Amr Khaled is the mastermind behind music project Fulltone, a musical ensemble consisting mainly of the man himself, but also returning members that come on to support him with his live shows.
Gaining major popularity after participating in Electrum Records’ Student DJ Program, Fulltone quickly rose through the ranks of Egypt’s electronic music producers, gaining momentum through a string of successful releases on a couple of international labels, and even more when Nacelle’s Tito started booking their live show for his parties.
Earlier this month, Fulltone released two EPs on two different labels; Wise People on Orient Art and The Valley on Black Hills Recordings - sub label of Under Your Skin Records. Both EPs touch on Fulltone’s irrefutable vibe, two different styles that might not be directly attached, but compliment each other perfectly.
Fulltone the project is concerned with the live performances, it invites musicians to support Khaled, but in the studio, Fulltone is all about Khaled, it is his vision and multi-instrumental talents that forge the tracks.
Khaled’s extensive collection of ethnic instruments is nowhere more evident than on both of these EPs - Wise People and The Valley. Earlier this month, following what was surely one of the best live sets at this year's Sandbox, the two releases came to cement the artist as one of the leading music producers in the country.

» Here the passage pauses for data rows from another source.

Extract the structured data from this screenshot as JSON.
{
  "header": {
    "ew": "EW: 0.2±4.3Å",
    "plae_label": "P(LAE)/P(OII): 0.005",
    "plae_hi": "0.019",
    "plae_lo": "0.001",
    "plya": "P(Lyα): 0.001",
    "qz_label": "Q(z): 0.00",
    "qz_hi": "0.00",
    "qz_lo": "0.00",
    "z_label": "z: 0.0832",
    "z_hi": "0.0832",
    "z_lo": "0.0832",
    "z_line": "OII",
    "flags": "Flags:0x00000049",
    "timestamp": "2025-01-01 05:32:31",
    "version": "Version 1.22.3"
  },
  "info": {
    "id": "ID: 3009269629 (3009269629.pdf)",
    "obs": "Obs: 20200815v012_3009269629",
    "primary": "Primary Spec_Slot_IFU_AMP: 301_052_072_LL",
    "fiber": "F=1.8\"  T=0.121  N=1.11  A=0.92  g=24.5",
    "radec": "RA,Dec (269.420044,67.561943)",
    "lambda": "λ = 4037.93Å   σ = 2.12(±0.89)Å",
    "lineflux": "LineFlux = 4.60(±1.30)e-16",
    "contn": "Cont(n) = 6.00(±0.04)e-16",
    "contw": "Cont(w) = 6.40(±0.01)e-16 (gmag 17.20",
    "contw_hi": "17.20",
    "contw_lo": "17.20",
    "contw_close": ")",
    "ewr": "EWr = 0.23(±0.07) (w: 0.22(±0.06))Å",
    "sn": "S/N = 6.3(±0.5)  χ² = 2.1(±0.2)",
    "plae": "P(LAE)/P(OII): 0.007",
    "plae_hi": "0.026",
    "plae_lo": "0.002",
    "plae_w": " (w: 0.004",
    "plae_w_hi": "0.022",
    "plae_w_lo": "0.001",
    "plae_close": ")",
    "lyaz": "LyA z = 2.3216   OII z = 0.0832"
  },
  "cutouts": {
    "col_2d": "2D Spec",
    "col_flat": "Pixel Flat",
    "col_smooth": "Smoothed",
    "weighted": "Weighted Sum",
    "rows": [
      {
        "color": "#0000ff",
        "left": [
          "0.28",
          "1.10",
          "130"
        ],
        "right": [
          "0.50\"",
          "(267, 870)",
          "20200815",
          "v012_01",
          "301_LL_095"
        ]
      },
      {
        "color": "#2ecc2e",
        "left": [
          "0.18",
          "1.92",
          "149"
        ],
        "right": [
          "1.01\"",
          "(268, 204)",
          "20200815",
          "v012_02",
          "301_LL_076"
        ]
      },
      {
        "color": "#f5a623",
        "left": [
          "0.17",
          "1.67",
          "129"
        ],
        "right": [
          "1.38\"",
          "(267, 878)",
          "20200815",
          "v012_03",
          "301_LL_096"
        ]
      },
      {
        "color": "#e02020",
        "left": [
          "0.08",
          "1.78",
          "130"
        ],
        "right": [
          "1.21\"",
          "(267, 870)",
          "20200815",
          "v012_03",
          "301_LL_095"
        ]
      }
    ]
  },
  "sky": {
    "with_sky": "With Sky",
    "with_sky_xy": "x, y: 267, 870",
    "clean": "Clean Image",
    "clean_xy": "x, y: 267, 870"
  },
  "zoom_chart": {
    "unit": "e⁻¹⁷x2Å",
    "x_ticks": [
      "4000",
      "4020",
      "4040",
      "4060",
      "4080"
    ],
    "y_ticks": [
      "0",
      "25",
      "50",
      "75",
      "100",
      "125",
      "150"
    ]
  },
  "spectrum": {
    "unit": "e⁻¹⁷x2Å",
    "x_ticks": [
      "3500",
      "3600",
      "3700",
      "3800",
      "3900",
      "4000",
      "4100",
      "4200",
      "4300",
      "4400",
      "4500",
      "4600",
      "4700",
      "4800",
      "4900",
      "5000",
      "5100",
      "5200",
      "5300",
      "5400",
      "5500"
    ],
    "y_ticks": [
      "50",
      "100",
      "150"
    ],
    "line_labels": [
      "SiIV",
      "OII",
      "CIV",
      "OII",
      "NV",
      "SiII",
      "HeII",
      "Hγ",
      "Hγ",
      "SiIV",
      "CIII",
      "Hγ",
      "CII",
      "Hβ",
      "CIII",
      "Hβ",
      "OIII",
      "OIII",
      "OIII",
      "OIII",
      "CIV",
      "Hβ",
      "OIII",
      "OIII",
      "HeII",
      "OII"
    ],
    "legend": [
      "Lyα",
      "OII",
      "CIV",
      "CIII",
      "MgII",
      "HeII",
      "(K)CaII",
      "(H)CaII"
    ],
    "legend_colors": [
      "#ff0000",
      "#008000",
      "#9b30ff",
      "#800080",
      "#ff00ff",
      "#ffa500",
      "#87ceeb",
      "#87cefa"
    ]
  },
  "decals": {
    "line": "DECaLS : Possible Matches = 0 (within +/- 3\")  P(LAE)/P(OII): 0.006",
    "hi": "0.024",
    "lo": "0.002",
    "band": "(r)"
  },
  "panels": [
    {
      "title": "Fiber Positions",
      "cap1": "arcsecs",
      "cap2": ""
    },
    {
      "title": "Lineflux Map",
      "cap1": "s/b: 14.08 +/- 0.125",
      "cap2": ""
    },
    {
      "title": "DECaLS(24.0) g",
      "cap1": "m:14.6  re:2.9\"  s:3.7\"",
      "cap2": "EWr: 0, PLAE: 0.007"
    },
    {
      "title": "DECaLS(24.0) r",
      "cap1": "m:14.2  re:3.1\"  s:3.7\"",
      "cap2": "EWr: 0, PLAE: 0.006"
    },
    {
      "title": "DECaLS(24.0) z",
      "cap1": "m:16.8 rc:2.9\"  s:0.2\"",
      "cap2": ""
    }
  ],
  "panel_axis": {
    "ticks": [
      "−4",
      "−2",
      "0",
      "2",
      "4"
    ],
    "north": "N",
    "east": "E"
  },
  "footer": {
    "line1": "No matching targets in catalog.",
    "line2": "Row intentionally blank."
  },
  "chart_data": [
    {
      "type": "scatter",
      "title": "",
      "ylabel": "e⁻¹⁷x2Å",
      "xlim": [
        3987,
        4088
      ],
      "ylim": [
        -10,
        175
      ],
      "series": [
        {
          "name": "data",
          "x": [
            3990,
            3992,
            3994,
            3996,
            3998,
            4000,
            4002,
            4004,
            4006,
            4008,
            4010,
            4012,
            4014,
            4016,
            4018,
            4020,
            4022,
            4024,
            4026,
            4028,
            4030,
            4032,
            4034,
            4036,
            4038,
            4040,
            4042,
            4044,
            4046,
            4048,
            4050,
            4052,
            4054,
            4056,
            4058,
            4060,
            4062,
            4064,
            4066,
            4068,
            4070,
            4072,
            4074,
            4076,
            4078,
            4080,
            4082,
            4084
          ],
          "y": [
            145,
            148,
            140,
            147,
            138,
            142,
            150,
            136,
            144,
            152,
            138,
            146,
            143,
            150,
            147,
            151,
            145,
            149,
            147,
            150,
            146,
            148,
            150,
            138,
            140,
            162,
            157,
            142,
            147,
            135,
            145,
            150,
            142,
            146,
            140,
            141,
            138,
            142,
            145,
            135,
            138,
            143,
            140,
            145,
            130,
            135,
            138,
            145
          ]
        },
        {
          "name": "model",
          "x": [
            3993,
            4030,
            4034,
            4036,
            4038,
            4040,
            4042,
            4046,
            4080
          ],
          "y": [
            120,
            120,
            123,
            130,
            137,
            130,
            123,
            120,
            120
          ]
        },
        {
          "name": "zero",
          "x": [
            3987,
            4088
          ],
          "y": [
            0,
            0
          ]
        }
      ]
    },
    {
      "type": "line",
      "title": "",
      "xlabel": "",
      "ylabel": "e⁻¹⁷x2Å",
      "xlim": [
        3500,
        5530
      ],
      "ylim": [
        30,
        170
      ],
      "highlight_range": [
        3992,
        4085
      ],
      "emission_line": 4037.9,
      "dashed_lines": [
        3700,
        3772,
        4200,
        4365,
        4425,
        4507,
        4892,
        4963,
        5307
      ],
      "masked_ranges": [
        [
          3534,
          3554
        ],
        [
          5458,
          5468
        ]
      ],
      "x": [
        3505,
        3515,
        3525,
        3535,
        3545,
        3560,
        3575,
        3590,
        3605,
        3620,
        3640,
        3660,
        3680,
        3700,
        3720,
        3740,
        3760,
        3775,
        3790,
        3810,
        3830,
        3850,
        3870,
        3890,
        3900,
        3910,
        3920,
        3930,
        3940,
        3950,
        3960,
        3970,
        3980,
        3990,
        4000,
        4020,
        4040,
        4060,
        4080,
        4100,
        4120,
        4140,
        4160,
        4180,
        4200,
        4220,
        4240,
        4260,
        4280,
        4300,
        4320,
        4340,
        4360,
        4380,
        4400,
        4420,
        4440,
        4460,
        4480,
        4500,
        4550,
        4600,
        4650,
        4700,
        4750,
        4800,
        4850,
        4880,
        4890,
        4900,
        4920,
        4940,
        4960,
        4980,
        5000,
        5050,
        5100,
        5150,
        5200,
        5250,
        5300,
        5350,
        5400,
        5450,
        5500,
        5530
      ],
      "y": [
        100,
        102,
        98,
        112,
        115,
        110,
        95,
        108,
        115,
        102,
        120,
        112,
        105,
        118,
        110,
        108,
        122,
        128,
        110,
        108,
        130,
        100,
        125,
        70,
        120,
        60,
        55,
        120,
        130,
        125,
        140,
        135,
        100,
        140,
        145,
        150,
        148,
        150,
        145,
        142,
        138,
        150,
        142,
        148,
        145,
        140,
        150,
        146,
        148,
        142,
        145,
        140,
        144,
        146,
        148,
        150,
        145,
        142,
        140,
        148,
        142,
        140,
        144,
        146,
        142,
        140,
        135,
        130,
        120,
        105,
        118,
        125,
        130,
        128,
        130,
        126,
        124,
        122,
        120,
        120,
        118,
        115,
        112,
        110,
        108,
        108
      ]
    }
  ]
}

On Wise People, the artist delivers four tracks, all laden with instruments from different cultures around the world. A Greek bouzouki, a Turkish saz - also known as a bağlama - appear in the strings section, and Nepalese percussions govern the rhythm. The bass line is handled by the Roland JX8P analog, its composition pushes the EP towards deep house with a decidedly ethereal vibe. Some of the tracks on the Orient Art release are not very club-friendly, not the kind of music you can listen to on a regular weekend quickie at your local club. Consisting of four tracks, the EP in its entirety is a very sophisticated sound, and although it might not necessarily carry a message or underlying theme, it is a heavy listen. The second release, however, packs a less subtle punch.

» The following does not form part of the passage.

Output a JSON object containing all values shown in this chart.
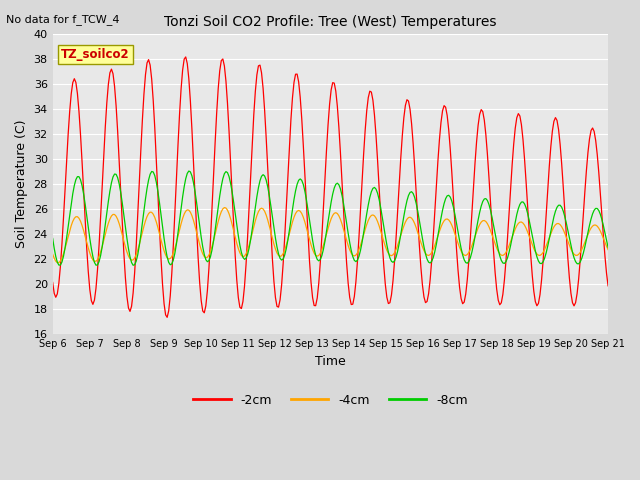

The Valley is much shorter, with only three tracks. More precise and to the point, delivering a powerful boost of upward-driving energy. On this release also appears a couple of more traditional instruments, mainly a Turkish cümbüş and a handmade Spanish guitar.The first track serves as an ice-breaker, it is a bit restrained - repetitive at parts, picking up around the main break and drop. Quicksand, though, is prime dance floor material, tucked between two tracks, it forms the heart of this release. Clocking in at just under six minutes, it’s a combination of the artist's signature ethereal strings, retaining a much more solid composure. The final track Caravan is less intense and smooth, running on till the end - a perfect closing track.